I've complained before that the Psalms seem more coherent and more significant in sound-bite form that they are in their totality. It is significant, I think, that we almost never hear a Psalm in its entirety. Readings at public events or worship services tend to pick out three or for consecutive verses that are relatively unified in content, so we are rarely confronted with the radical subject changes, mood shifts, and/or allusions to malicious enemies that likely lie before and after.
Another place you are likely to run into Psalms is in religious inspirational images. These are a commonplace; now that you are thinking about them you will likely start noticing them taped to your coworkers' monitors, in little frames in your relatives' homes, in the waiting rooms of businesses owned by religious entrepreneurs, and so on. Or, if you are a churchgoer, you can probably count a half-dozen of 'em between the foyer and the pastor's office. They're ubiquitous.

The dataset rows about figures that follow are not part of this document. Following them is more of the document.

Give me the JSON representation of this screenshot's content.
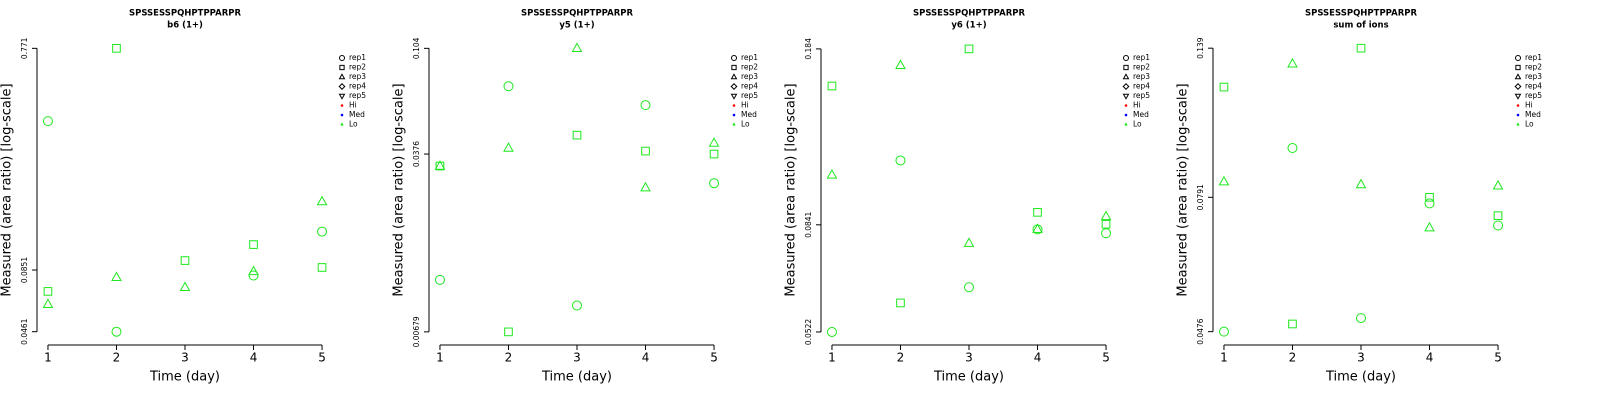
{
  "chart_data": [
    {
      "type": "scatter",
      "title": "SPSSESSPQHPTPPARPR",
      "subtitle": "b6 (1+)",
      "xlabel": "Time (day)",
      "ylabel": "Measured (area ratio) [log-scale]",
      "x": [
        1,
        2,
        3,
        4,
        5
      ],
      "xlim": [
        0.84,
        5.16
      ],
      "xticks": [
        1,
        2,
        3,
        4,
        5
      ],
      "ylim": [
        0.0412,
        0.863
      ],
      "yticks": [
        0.0461,
        0.0851,
        0.771
      ],
      "log_y": true,
      "legend_symbol_color": "#000000",
      "series": [
        {
          "name": "rep1",
          "marker": "circle",
          "color": "#1ee81e",
          "values": [
            0.374,
            0.0461,
            null,
            0.0806,
            0.1247
          ]
        },
        {
          "name": "rep2",
          "marker": "square",
          "color": "#1ee81e",
          "values": [
            0.0688,
            0.771,
            0.0935,
            0.1096,
            0.0873
          ]
        },
        {
          "name": "rep3",
          "marker": "triangle",
          "color": "#1ee81e",
          "values": [
            0.0605,
            0.0791,
            0.0716,
            0.0839,
            0.168
          ]
        },
        {
          "name": "rep4",
          "marker": "diamond",
          "color": "#1ee81e",
          "values": [
            null,
            null,
            null,
            null,
            null
          ]
        },
        {
          "name": "rep5",
          "marker": "triangle-down",
          "color": "#1ee81e",
          "values": [
            null,
            null,
            null,
            null,
            null
          ]
        }
      ],
      "color_legend": [
        {
          "name": "Hi",
          "color": "#ff0000"
        },
        {
          "name": "Med",
          "color": "#0000ff"
        },
        {
          "name": "Lo",
          "color": "#1ee81e"
        }
      ]
    },
    {
      "type": "scatter",
      "title": "SPSSESSPQHPTPPARPR",
      "subtitle": "y5 (1+)",
      "xlabel": "Time (day)",
      "ylabel": "Measured (area ratio) [log-scale]",
      "x": [
        1,
        2,
        3,
        4,
        5
      ],
      "xlim": [
        0.84,
        5.16
      ],
      "xticks": [
        1,
        2,
        3,
        4,
        5
      ],
      "ylim": [
        0.0061,
        0.116
      ],
      "yticks": [
        0.00679,
        0.0376,
        0.104
      ],
      "log_y": true,
      "legend_symbol_color": "#000000",
      "series": [
        {
          "name": "rep1",
          "marker": "circle",
          "color": "#1ee81e",
          "values": [
            0.0112,
            0.0722,
            0.00875,
            0.0602,
            0.0284
          ]
        },
        {
          "name": "rep2",
          "marker": "square",
          "color": "#1ee81e",
          "values": [
            0.0335,
            0.00679,
            0.0451,
            0.0387,
            0.0376
          ]
        },
        {
          "name": "rep3",
          "marker": "triangle",
          "color": "#1ee81e",
          "values": [
            0.0335,
            0.0398,
            0.104,
            0.0272,
            0.0418
          ]
        },
        {
          "name": "rep4",
          "marker": "diamond",
          "color": "#1ee81e",
          "values": [
            null,
            null,
            null,
            null,
            null
          ]
        },
        {
          "name": "rep5",
          "marker": "triangle-down",
          "color": "#1ee81e",
          "values": [
            null,
            null,
            null,
            null,
            null
          ]
        }
      ],
      "color_legend": [
        {
          "name": "Hi",
          "color": "#ff0000"
        },
        {
          "name": "Med",
          "color": "#0000ff"
        },
        {
          "name": "Lo",
          "color": "#1ee81e"
        }
      ]
    },
    {
      "type": "scatter",
      "title": "SPSSESSPQHPTPPARPR",
      "subtitle": "y6 (1+)",
      "xlabel": "Time (day)",
      "ylabel": "Measured (area ratio) [log-scale]",
      "x": [
        1,
        2,
        3,
        4,
        5
      ],
      "xlim": [
        0.84,
        5.16
      ],
      "xticks": [
        1,
        2,
        3,
        4,
        5
      ],
      "ylim": [
        0.0497,
        0.194
      ],
      "yticks": [
        0.0522,
        0.0841,
        0.184
      ],
      "log_y": true,
      "legend_symbol_color": "#000000",
      "series": [
        {
          "name": "rep1",
          "marker": "circle",
          "color": "#1ee81e",
          "values": [
            0.0522,
            0.112,
            0.0637,
            0.0824,
            0.081
          ]
        },
        {
          "name": "rep2",
          "marker": "square",
          "color": "#1ee81e",
          "values": [
            0.156,
            0.0594,
            0.184,
            0.0889,
            0.0843
          ]
        },
        {
          "name": "rep3",
          "marker": "triangle",
          "color": "#1ee81e",
          "values": [
            0.105,
            0.171,
            0.0775,
            0.0824,
            0.0873
          ]
        },
        {
          "name": "rep4",
          "marker": "diamond",
          "color": "#1ee81e",
          "values": [
            null,
            null,
            null,
            null,
            null
          ]
        },
        {
          "name": "rep5",
          "marker": "triangle-down",
          "color": "#1ee81e",
          "values": [
            null,
            null,
            null,
            null,
            null
          ]
        }
      ],
      "color_legend": [
        {
          "name": "Hi",
          "color": "#ff0000"
        },
        {
          "name": "Med",
          "color": "#0000ff"
        },
        {
          "name": "Lo",
          "color": "#1ee81e"
        }
      ]
    },
    {
      "type": "scatter",
      "title": "SPSSESSPQHPTPPARPR",
      "subtitle": "sum of ions",
      "xlabel": "Time (day)",
      "ylabel": "Measured (area ratio) [log-scale]",
      "x": [
        1,
        2,
        3,
        4,
        5
      ],
      "xlim": [
        0.84,
        5.16
      ],
      "xticks": [
        1,
        2,
        3,
        4,
        5
      ],
      "ylim": [
        0.0456,
        0.145
      ],
      "yticks": [
        0.0476,
        0.0791,
        0.139
      ],
      "log_y": true,
      "legend_symbol_color": "#000000",
      "series": [
        {
          "name": "rep1",
          "marker": "circle",
          "color": "#1ee81e",
          "values": [
            0.0476,
            0.0953,
            0.0501,
            0.0773,
            0.0711
          ]
        },
        {
          "name": "rep2",
          "marker": "square",
          "color": "#1ee81e",
          "values": [
            0.12,
            0.049,
            0.139,
            0.0791,
            0.0738
          ]
        },
        {
          "name": "rep3",
          "marker": "triangle",
          "color": "#1ee81e",
          "values": [
            0.0839,
            0.131,
            0.083,
            0.0705,
            0.0826
          ]
        },
        {
          "name": "rep4",
          "marker": "diamond",
          "color": "#1ee81e",
          "values": [
            null,
            null,
            null,
            null,
            null
          ]
        },
        {
          "name": "rep5",
          "marker": "triangle-down",
          "color": "#1ee81e",
          "values": [
            null,
            null,
            null,
            null,
            null
          ]
        }
      ],
      "color_legend": [
        {
          "name": "Hi",
          "color": "#ff0000"
        },
        {
          "name": "Med",
          "color": "#0000ff"
        },
        {
          "name": "Lo",
          "color": "#1ee81e"
        }
      ]
    }
  ]
}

The inherent problem with using Psalms in religious art is, I think, quite similar to the inherent problem with television news programs. The problem with television news programs is that important things that affect people's lives (policy, laws, diplomatic efforts, economics, social trends, technological change, scientific development) aren't very photogenic, and things that are exciting to watch (police chases, fires, crowds, weather, baby ducks) aren't really important. The very nature of the medium pretty much guarantees that television news will be trivial, as is in fact the case.
In the case of Psalms, what happens is that passages that can be matched with attractive photography get immediate preference in the inspiration business. Let's take a look at the first three verses of Psalm 42.
We have three verses here that, read together, are a lament of the perceived absence of God. This is a regular theme in the Psalms, something that initially surprised me but which I have become used to at this juncture. Verse one compares the longing for God to the thirst of a deer (probably a more potent image in the deserts of the Middle East than here in verdent Oregon). Verse two states the point directly, and verse three contains an interesting image of tears as food and complains of the mockery of unbelievers. And we are not, of course, given any guidance as to any one of these verses being more significant or important than the others.1 For the director of music. A maskil of the Sons of Korah.
As the deer pants for streams of water,
so my soul pants for you, O God.2 My soul thirsts for God, for the living God.
When can I go and meet with God?
3 My tears have been my food day and night,
while men say to me all day long,
"Where is your God?"
So: Would you care to guess which of the three verses is more likely to show up in inspirational art?